Following an improvement in the working relationship between Pan-Am Railway and Vermont Rail System, the two carriers worked together to re-open rail service at the interchange point of Hoosick Junction, near Bennington.
The first interchange traffic via this route was handled the week of April 21, following repairs to the Vermont Railway line between Hoosick Junction - North Bennington and Rutland.
A long-term (but unfunded) plan exists to re-route the Ethan Allen Amtrak train over this route. The repairs and increased use of this line for freight increase the likelihood of this coming to pass.
Pan‑Am will be competing for traffic that moves from Vermont Rail System to and from the west via connections with Norfolk Southern and CSX.
(Pan-Am is the successor to Guilford Transportation which took over the Boston & Maine Railroad in the early eighties.)
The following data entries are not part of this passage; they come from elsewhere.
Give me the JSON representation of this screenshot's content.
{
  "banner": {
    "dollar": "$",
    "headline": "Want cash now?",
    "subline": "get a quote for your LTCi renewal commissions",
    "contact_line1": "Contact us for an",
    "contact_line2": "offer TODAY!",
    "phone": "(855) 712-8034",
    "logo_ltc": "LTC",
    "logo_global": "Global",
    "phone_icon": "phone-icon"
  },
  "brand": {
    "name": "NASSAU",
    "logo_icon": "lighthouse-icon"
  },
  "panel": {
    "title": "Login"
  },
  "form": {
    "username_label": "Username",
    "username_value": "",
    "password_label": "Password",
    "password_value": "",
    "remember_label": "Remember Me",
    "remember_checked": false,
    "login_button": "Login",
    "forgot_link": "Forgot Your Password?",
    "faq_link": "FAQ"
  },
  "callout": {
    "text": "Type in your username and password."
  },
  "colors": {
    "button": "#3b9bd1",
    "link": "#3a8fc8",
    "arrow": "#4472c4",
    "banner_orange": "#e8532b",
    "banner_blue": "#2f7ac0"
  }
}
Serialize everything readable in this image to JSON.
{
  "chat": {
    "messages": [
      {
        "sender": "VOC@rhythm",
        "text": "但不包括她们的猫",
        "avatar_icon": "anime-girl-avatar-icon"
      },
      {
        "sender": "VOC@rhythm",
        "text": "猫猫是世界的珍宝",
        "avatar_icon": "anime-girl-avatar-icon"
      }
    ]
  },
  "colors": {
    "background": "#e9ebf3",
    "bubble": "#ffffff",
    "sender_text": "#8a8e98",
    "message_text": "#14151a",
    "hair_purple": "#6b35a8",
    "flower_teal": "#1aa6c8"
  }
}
Pan-Am believes it will be able to offer Vermont shippers faster access to the west, avoiding extra switching and the need to ship cars east to Bellows Falls and south on the New England Central Railroad to a CSX connection in Palmer, MA.
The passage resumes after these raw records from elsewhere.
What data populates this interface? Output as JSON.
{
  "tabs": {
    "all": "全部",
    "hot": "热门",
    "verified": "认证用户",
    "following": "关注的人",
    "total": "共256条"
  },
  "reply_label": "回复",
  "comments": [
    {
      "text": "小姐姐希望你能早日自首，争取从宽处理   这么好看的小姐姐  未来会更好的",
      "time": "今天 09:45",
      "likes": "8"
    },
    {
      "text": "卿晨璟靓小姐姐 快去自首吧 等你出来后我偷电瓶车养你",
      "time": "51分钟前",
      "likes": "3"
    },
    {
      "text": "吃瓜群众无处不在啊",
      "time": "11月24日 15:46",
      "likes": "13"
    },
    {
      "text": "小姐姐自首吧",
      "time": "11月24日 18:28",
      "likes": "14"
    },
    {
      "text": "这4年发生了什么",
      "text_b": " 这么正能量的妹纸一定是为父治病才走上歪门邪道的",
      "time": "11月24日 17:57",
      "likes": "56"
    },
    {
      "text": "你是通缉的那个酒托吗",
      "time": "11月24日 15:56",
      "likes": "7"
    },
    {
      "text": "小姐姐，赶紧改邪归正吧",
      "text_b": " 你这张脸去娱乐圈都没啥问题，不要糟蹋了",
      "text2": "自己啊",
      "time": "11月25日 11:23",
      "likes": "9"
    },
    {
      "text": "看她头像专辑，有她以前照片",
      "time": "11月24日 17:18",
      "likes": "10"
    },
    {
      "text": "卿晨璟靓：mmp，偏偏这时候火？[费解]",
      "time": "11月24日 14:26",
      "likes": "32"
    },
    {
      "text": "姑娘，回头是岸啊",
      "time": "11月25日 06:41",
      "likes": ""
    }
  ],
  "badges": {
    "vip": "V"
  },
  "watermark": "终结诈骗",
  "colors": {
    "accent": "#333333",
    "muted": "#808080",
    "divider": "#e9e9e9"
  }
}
The development of a limestone slurry unit train from Vermont to Maine ( running once a week since the beginning of the 2007) has deepened confidence in closer working relationships between the parties, enabling this next step, according to several officials involved in the planning. The unit train has now been rerouted via Hoosick Junction, saving energy by using a route with lower grades and saving time and thus reducing the number of cars required for the service.
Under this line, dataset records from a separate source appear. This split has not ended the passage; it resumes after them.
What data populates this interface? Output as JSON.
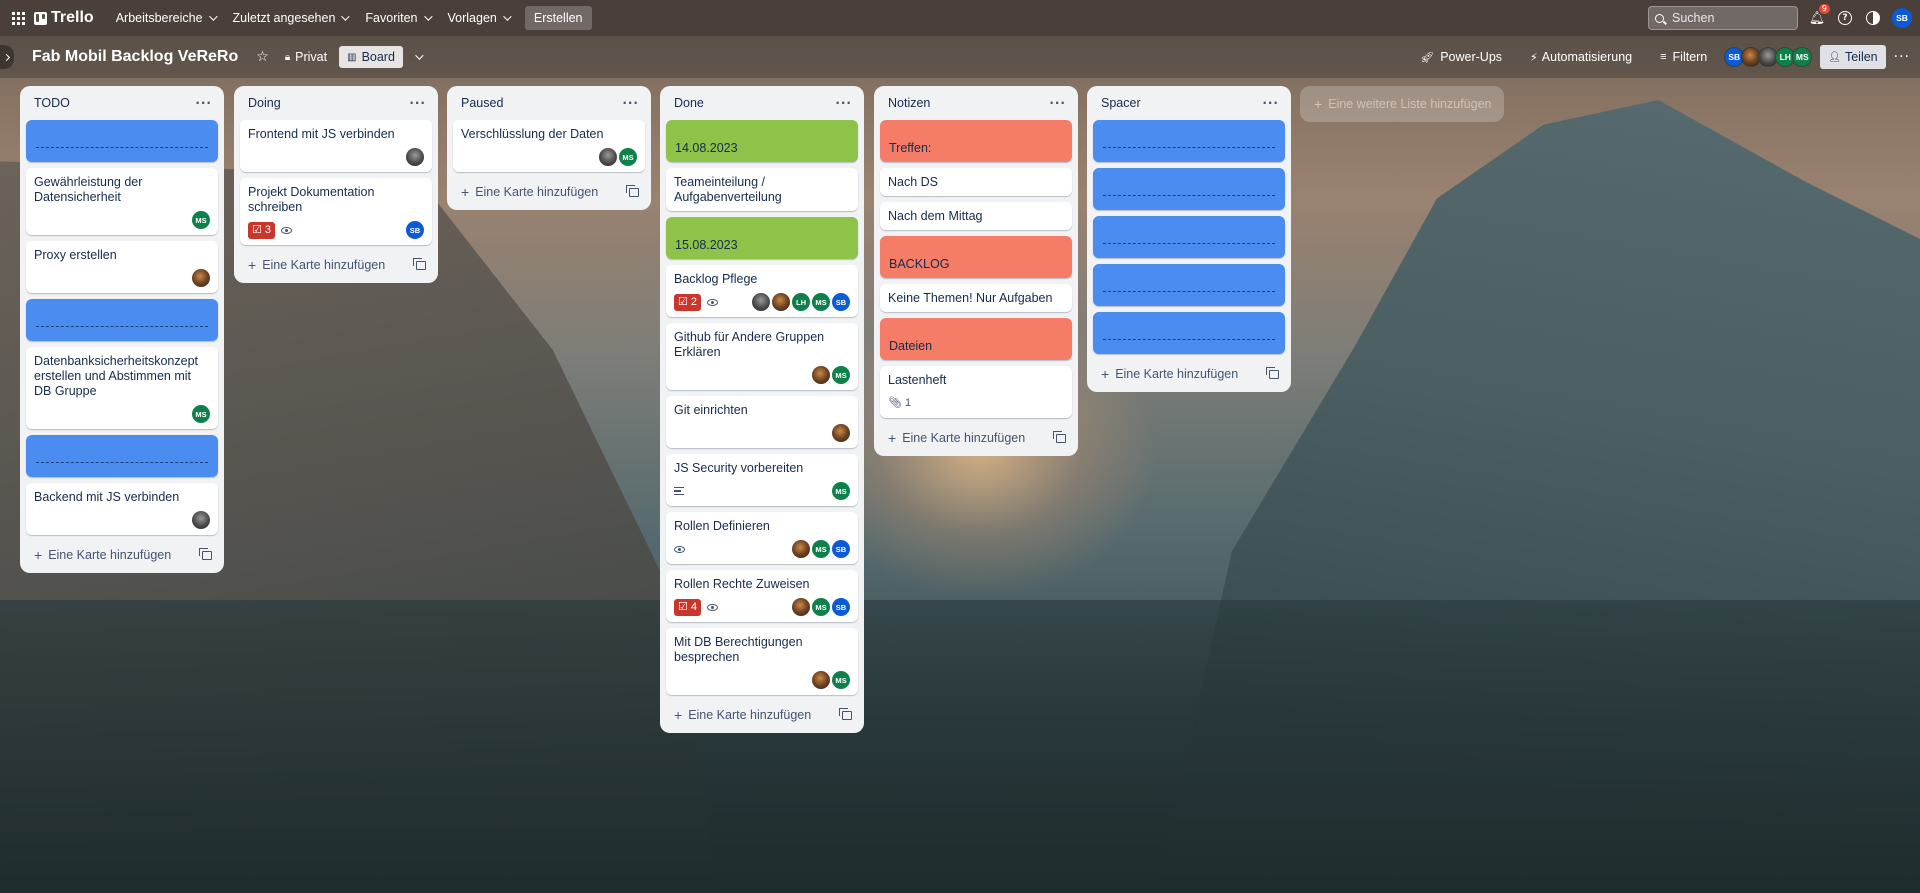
{
  "topbar": {
    "logo": "Trello",
    "nav": [
      "Arbeitsbereiche",
      "Zuletzt angesehen",
      "Favoriten",
      "Vorlagen"
    ],
    "create": "Erstellen",
    "search_placeholder": "Suchen",
    "notification_count": "9",
    "user_initials": "SB"
  },
  "board": {
    "title": "Fab Mobil Backlog VeReRo",
    "visibility": "Privat",
    "view": "Board",
    "power_ups": "Power-Ups",
    "automation": "Automatisierung",
    "filter": "Filtern",
    "members": [
      "SB",
      "",
      "",
      "LH",
      "MS"
    ],
    "share": "Teilen",
    "add_card_label": "Eine Karte hinzufügen",
    "add_list_label": "Eine weitere Liste hinzufügen"
  },
  "colors": {
    "cover_blue": "#4a8cf0",
    "cover_green": "#8ec34a",
    "cover_red": "#f57c66",
    "badge_red": "#c9372c",
    "member_blue": "#0c5ad6",
    "member_green": "#0e8049"
  },
  "lists": [
    {
      "title": "TODO",
      "cards": [
        {
          "cover": "blue",
          "text": ""
        },
        {
          "title": "Gewährleistung der Datensicherheit",
          "members": [
            "MS"
          ]
        },
        {
          "title": "Proxy erstellen",
          "members": [
            "photo-a"
          ]
        },
        {
          "cover": "blue",
          "text": ""
        },
        {
          "title": "Datenbanksicherheitskonzept erstellen und Abstimmen mit DB Gruppe",
          "members": [
            "MS"
          ]
        },
        {
          "cover": "blue",
          "text": ""
        },
        {
          "title": "Backend mit JS verbinden",
          "members": [
            "photo-b"
          ]
        }
      ]
    },
    {
      "title": "Doing",
      "cards": [
        {
          "title": "Frontend mit JS verbinden",
          "members": [
            "photo-b"
          ]
        },
        {
          "title": "Projekt Dokumentation schreiben",
          "checklist": "3",
          "watch": true,
          "members": [
            "SB"
          ]
        }
      ]
    },
    {
      "title": "Paused",
      "cards": [
        {
          "title": "Verschlüsslung der Daten",
          "members": [
            "photo-b",
            "MS"
          ]
        }
      ]
    },
    {
      "title": "Done",
      "cards": [
        {
          "cover": "green",
          "text": "14.08.2023"
        },
        {
          "title": "Teameinteilung / Aufgabenverteilung"
        },
        {
          "cover": "green",
          "text": "15.08.2023"
        },
        {
          "title": "Backlog Pflege",
          "checklist": "2",
          "watch": true,
          "members": [
            "photo-b",
            "photo-a",
            "LH",
            "MS",
            "SB"
          ]
        },
        {
          "title": "Github für Andere Gruppen Erklären",
          "members": [
            "photo-a",
            "MS"
          ]
        },
        {
          "title": "Git einrichten",
          "members": [
            "photo-a"
          ]
        },
        {
          "title": "JS Security vorbereiten",
          "description": true,
          "members": [
            "MS"
          ]
        },
        {
          "title": "Rollen Definieren",
          "watch": true,
          "members": [
            "photo-a",
            "MS",
            "SB"
          ]
        },
        {
          "title": "Rollen Rechte Zuweisen",
          "checklist": "4",
          "watch": true,
          "members": [
            "photo-a",
            "MS",
            "SB"
          ]
        },
        {
          "title": "Mit DB Berechtigungen besprechen",
          "members": [
            "photo-a",
            "MS"
          ]
        }
      ]
    },
    {
      "title": "Notizen",
      "cards": [
        {
          "cover": "red",
          "text": "Treffen:"
        },
        {
          "title": "Nach DS"
        },
        {
          "title": "Nach dem Mittag"
        },
        {
          "cover": "red",
          "text": "BACKLOG"
        },
        {
          "title": "Keine Themen! Nur Aufgaben"
        },
        {
          "cover": "red",
          "text": "Dateien"
        },
        {
          "title": "Lastenheft",
          "attachments": "1"
        }
      ]
    },
    {
      "title": "Spacer",
      "cards": [
        {
          "cover": "blue",
          "text": ""
        },
        {
          "cover": "blue",
          "text": ""
        },
        {
          "cover": "blue",
          "text": ""
        },
        {
          "cover": "blue",
          "text": ""
        },
        {
          "cover": "blue",
          "text": ""
        }
      ]
    }
  ]
}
In fall 2007, Vermont Rail System Vice President of Marketing Ed Fitzgerald told the New England Association of Rail Shippers that VRS moves OMYA traffic to a variety of connections: NECR in Bellows Falls to CN in St.Albans, or in Burlington to CN in St.Albans; VRS to Whitehall NY for CP and NS; NECR in Bellows Falls to Palmer, Massachusetts for CSXT.
Omya is looking at every lane to see what traffic could be rerouted through, Hoosick Junction, Omya Logistics Manager Scott McCalla said later. Omya production in Vermont goes throughout the Northeast and into eastern Canada, with some varieties of product going into the Southeast.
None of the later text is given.